Everywhere I looked this week, I read about torturing suspects during interrogations. First, there was the release of the Special Prosecutor's Report on Police Torture in Chicago in the 1980's and 1990's. Although the report avoids the use of the word "torture," and focuses on only a few cases, the authors' comments at a press conference and even Mayor Daley's apology for his inaction recognized a "pattern of misconduct" involving Burge and his unit but claimed it did not emerge until years after he was first notified of possible abuses in the case of Andrew Wilson.
Torture was also in the news today in an article in the NY Times referencing the firing of Christine Axsmith, who worked as a contract employee for the CIA. Axsmith was fired for expressing her opinion that the interrogation technique of "waterboarding" -- which requires the near drowing of suspects and which has been used by the CIA on Khalid Sheik Mohammed and others -- constituted "torture" under the Geneva Conventions. Axsmith, an inveterate blogger, posted her opinion on "Covert Communications," a secret blog available only to those in the American intelligence community. To see what it is that Axsmith said, check out her other blog, econo-girl.blogspot.com
The CIA's experiments in the 1950's on mind control are the subject of a new book, BRAINWASH: The Secret History of Mind Control, by Dominic Streatfeild. After captured U.S. pilots were subjected to brutal psychological interrogations (recall the Manchurian Candidate) by Chinese authorities, the CIA wanted to make sure that it did not fall too far behind the pioneers in mind control (a Cold War competition like the "race to space"). According to Streatfeild, the CIA became obsessed with experimenting with narcotics, sleep and sensory deprivation in their efforts to see whether they could erase and implant memories and control human behavior. They tested these drugs (LSD was a favorite) on human guinea pigs, unwitting subjects like drug addicts, inmates and prostitutes, but the joke around the office at Christmas parties was don't drink the punch because it could be laced with acid. Streatfeild's book, which I have not read, also discusses the way British agents used hooding, sleep deprivation, sensory deprivation and other techniques against suspected IRA members, tactics which led to worldwide condemnation and also yielded little in the way of solid intelligence. The book ends with an discussion of Abu Ghraib in an epilogue, reminding us that the many of the same techniques developed by the CIA are being used in the War on Terror.
Lastly, if you want to know more detail about the use of psychological torture in the War on Terror, I strongly recommend that you pick up Joe Margulies book Guantanamo and the Abuse of Presidential Power. I read it in a weekend and could not put it down.
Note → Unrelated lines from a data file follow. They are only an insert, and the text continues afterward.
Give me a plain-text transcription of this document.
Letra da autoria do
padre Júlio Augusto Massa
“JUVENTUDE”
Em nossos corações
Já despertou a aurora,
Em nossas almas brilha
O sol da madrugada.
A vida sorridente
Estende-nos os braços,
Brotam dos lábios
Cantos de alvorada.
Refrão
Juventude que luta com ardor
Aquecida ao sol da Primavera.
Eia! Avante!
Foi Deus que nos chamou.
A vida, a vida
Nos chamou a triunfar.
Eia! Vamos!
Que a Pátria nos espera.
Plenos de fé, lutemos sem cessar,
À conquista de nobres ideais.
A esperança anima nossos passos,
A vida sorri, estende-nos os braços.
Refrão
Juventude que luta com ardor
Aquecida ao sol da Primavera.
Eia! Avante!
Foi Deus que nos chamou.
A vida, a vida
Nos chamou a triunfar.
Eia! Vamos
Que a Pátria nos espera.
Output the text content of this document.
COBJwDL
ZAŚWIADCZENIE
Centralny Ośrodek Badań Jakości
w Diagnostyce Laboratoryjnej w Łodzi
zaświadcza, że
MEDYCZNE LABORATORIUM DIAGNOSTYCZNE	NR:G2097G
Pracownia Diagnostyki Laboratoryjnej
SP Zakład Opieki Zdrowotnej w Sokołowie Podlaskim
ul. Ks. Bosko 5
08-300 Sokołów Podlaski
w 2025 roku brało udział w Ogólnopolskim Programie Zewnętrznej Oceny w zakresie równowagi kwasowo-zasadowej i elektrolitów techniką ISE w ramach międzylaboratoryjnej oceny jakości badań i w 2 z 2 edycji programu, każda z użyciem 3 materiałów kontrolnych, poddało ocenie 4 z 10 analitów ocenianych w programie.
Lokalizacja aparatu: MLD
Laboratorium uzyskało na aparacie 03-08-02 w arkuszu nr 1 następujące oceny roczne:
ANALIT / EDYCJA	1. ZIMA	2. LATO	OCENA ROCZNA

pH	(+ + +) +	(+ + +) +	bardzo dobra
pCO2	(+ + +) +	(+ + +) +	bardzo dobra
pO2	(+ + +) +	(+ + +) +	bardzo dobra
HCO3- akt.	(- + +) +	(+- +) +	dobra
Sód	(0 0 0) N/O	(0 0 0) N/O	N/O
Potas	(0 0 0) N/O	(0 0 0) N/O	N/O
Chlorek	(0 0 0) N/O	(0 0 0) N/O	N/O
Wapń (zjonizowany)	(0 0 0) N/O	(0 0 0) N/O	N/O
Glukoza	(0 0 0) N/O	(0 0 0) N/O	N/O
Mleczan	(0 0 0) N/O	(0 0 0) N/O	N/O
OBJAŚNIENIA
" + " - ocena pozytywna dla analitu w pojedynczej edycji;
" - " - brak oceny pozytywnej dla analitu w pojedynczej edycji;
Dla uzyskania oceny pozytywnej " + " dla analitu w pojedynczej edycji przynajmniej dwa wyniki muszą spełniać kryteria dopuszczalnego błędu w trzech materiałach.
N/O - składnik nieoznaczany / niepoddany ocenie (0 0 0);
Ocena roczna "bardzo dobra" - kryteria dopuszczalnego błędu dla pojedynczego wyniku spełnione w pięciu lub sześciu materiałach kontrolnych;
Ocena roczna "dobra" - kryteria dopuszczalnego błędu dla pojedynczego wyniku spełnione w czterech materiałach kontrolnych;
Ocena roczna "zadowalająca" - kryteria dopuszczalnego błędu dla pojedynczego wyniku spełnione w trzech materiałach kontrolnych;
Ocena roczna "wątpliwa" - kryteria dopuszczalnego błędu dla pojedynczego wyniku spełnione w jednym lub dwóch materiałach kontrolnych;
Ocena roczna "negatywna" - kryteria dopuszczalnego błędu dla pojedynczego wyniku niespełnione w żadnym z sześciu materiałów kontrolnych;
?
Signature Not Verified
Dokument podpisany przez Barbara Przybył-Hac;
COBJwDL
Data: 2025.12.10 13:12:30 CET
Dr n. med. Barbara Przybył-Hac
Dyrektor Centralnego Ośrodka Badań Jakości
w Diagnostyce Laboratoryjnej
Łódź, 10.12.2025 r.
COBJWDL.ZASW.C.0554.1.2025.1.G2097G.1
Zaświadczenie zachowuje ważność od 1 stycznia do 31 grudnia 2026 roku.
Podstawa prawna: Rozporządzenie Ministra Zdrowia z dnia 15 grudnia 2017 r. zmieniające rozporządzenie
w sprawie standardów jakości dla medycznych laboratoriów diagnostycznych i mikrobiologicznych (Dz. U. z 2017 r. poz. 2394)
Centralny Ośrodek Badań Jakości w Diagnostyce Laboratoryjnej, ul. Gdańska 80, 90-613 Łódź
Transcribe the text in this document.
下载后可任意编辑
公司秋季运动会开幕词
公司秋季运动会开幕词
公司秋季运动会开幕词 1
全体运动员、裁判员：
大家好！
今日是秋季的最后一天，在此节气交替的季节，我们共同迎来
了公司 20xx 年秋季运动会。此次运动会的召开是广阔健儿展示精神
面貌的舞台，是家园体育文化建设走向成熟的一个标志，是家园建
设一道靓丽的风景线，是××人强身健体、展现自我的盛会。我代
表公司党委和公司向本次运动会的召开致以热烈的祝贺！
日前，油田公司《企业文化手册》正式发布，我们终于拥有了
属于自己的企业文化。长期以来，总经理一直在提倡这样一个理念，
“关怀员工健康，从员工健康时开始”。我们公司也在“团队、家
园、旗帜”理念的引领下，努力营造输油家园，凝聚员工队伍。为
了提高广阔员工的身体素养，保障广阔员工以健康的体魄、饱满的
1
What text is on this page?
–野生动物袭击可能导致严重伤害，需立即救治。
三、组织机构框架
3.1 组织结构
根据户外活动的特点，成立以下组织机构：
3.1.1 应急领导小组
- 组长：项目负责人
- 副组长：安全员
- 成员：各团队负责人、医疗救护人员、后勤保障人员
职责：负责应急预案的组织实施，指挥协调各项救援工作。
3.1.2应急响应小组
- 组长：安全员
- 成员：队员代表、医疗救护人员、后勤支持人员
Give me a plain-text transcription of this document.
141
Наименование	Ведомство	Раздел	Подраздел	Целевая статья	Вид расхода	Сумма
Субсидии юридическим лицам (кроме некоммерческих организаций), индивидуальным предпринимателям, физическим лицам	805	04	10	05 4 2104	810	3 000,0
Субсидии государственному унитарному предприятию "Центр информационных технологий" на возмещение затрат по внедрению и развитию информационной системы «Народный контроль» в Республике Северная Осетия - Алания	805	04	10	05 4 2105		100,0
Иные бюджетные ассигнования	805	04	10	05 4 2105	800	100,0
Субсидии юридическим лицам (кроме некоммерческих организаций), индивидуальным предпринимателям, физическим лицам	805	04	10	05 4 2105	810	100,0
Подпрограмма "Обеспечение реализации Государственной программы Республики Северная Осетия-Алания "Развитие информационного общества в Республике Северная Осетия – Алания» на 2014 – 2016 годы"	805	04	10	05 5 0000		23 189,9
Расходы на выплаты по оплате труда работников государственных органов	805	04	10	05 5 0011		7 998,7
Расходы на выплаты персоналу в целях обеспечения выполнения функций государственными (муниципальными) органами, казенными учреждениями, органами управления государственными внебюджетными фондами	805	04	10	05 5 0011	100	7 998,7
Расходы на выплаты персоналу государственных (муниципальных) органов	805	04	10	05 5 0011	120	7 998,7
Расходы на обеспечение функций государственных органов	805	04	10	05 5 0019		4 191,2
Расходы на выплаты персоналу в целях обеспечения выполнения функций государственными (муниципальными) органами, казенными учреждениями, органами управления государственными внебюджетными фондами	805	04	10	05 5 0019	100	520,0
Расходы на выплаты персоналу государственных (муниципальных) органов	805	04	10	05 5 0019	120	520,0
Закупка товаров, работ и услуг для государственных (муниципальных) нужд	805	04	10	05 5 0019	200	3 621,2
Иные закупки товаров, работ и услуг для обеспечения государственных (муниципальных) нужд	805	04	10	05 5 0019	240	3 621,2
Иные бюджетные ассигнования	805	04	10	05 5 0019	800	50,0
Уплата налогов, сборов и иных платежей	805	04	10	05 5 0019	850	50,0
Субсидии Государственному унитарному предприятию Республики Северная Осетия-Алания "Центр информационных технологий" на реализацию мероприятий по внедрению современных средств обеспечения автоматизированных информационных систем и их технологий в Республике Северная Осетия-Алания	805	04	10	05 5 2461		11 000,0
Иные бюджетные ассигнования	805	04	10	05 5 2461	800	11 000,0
Margulies was one of the lead attorneys in Rasul v. Bush, one of the first cases in which the United Supreme Court sided with detainees at Guantanamo. With clarity and passion, he describes the evolution of the Administration's decision to use extreme interrogation tactics and its strained interpretation of the definition of "torture" to avoid violating the Geneva Conventions and other international prohibitions on torture. The book also works as an excellent history of the development of these tactics, focusing on the Kubark Manual, the bible of extreme interrogation, which drew on many of the findings of the CIA's postwar research into the psychology of human behavior (including, no doubt, some of the experiments described by Streitfeild). It also works as a legal thriller, describing some of the behind the scenes strategies for challenging the Administration's policies (the description of the amicus ("friend of the court") stategy is fascinating), and as a shining example of good lawyering. Margulies' account of how he prepared for his first interview with Mamdouh Habib, an Australian citizen (Egyptian-born) who was detained and tortured by Pakistani agents when he tried to flee Pakistan for Australia in the OCtober 2001, is a classic. After Habib was tortured by Pakistani agents, he was then sent by the U.S. to Egypt as part of the "extraordinary rendition" program, where he was subjected to even more torture, before finally arriving at Guantanamo. Knowing that his client was bound to be suspicious of an American claiming to be his lawyer, Margulies needed a way to convince Habib that he was for real. His solution -- to spend time with Habib's wife so that she could tell him some of their history together, particulary idiosyncratic events that had special meaning for the couple and would not likely be known by others. These intimate memories brought tears to Habib's eyes and cemented the trust that Margulies would need to effectively represent Habib who was eventually freed and reunited with his wife.
One final comment about torture -- more in the nature of a warning and caution. When the CIA and military interrogators come back to the United States and settle into civilian life, many will no doubt find work as interrogators on police forces around the country. One need only look at Jon Burge, who attended miltary police training school before a tour of duty in Korea and Vietnam, to see how a little bit if exposure to military training and some combat duty, can influence later-life decisions on how to interrogate suspects. We need to get laws requiring electronic recording of interrogations passed in as many states as possible to try to prevent these returning interrogators from using some of the push the envelope tactics they have been exposed to in Iraq on suspects here.